Giving back and helping your community is what it's all about. That's the motto Metropolitan Ministries president and CEO Morris Hintzman believes in. He's been involved with the organization for 30 years and was named its chief executive officer two years ago. Metropolitan Ministries assists the poor, homeless and low-income residents of Tampa Bay. It feeds, clothes and shelters people, but also offers them something more — hope. On Thursday, Hintzman oversaw Metropolitan Ministries' Breakfast of Business Champions, a gathering of more than 300 local business leaders. The event was designed to raise awareness for those less fortunate in the area and for those in attendance to bring donations to support the ministries' holiday assistance program. Among those in attendance were Tampa Bay Lightning CEO Tod Leiweke and Hillsborough County Commissioner Al Higginbotham. Hintzman spoke to Times staff writer Paul Driscoll about his time at Metropolitan Ministries, the organization's needs this holiday season and how local residents can pitch in.
How are donations going so far this holiday season?
The response from the Tampa community is always incredible, but the need continues to grow. We are currently short 100,000 pounds of food and more than $100,000 in monetary donations. This shortfall represents assistance for 2,000 of the 15,000 families we expect to help with food and toys at Christmas. As those blessed at this time of year think about families in Tampa Bay who are hurting, we hope their hearts are touched and they will give to help their neighbors.

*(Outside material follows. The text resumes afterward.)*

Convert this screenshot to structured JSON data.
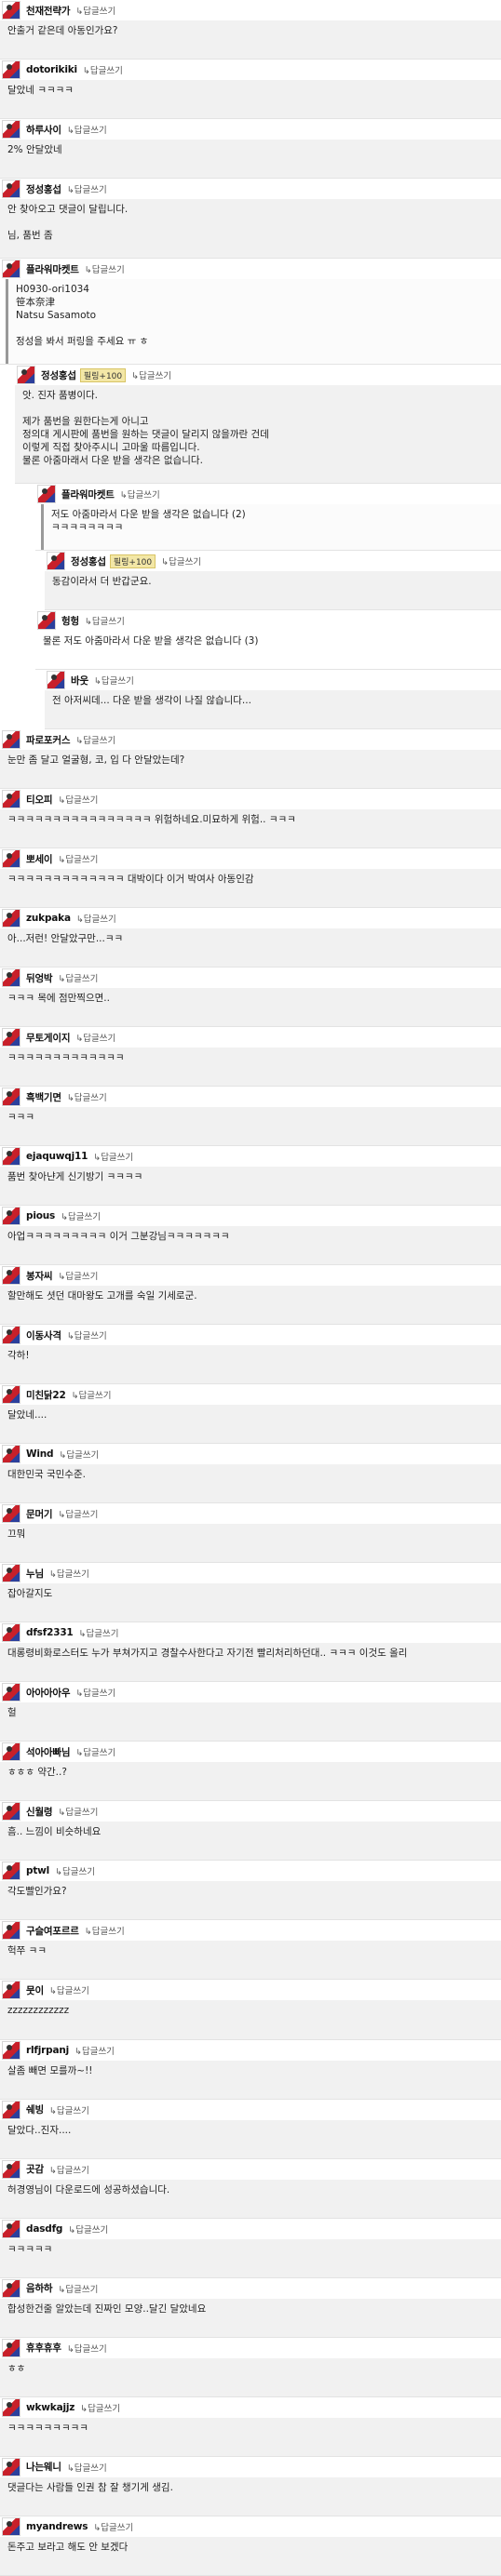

Many people only think of charities and helping those less fortunate around the holidays. In what ways do you remind people that you need donations year-round to meet annual goals?
It is only by communicating the stories of local people that are homeless, hungry and in need that we can encourage giving in our community throughout the year. When a volunteer helps a hungry family shop for food or a supporter reads about the unthinkable poverty of an unemployed family, then our mission is fully communicated and people lend their support.
Is the number of people needing assistance this holiday season increasing?
As the effects of the recession and housing crash continue to be felt in the Tampa area, we expect to help almost 26,000 local families — a 10 percent increase. The stark reality can be seen in a family who applied for assistance for the very first time. I met the father and mother in the holiday tent. He lost his job due to a work injury and her hours were reduced at the call center where she worked. They had three hungry children at home, and were facing an eviction. We provided them with Thanksgiving meals and are helping them stay in their apartment.
Are you seeing more working families coming for help, in addition to the folks who are unemployed?
The primary focus of our holiday assistance program is on the unemployed and underemployed. With kids at home for holiday break and many businesses offering reduced hours to their employees, a lot of working families just need a helping hand to make it through Christmas. The size of this impact can be seen in the number of children we anticipate helping this year — almost 30,000 in the greater Tampa area.
Are there more or fewer people volunteering this year?
We can always count on the support of the Tampa community as we work to serve additional families. More than 10,000 local volunteers will give their time to Metropolitan Ministries in November and December, and many of these generous individuals are former recipients of our holiday assistance program. I was struck by the experience of a volunteer I met serving snacks in our holiday tent. As a single mother who was unemployed for two years, she was overwhelmed and began to cry as she recognized the familiar pain in the eyes of the families she was serving. This is the impact we can all make by giving a little bit of our time to those who are hurting.
What items are you most in need of?
While the most needed items for our holiday assistance program include frozen turkeys, gift cards, cereal, canned fruit, and toys for teens and infants — sometimes it is a hug, a smile, or a kind word that our clients need most. At this time of year, it's not about commodities; it's about the community coming together.
You've been with Metropolitan Ministries since 1982, the president since 1997 and CEO since 2010. Why is this organization and the work you accomplish so important to you?
This is my calling — to help families that are hurting and give them a chance at self-sufficiency. Regardless of what title I hold, my heart, passion and vision will always be a part of Metropolitan Ministries as it serves the most vulnerable individuals in our community.
How do you plan to meet the growing needs of the Tampa Bay community?
Tampa is now home to the country's highest rate of homelessness, so our board, staff, donors and volunteers have no choice but to respond to this local and national crisis. We are looking forward to the completion of our new housing facility, MiraclePlace, in July 2013 — allowing us to serve twice as many homeless families in the Tampa area. This challenge to serve will only be accomplished through the collaborative support of our community. Working together with the university and public school system, local and state government, the faith community, corporate leadership and individual support, we can overcome any challenge in the bay area.
Sunday Conversation is edited for brevity and clarity.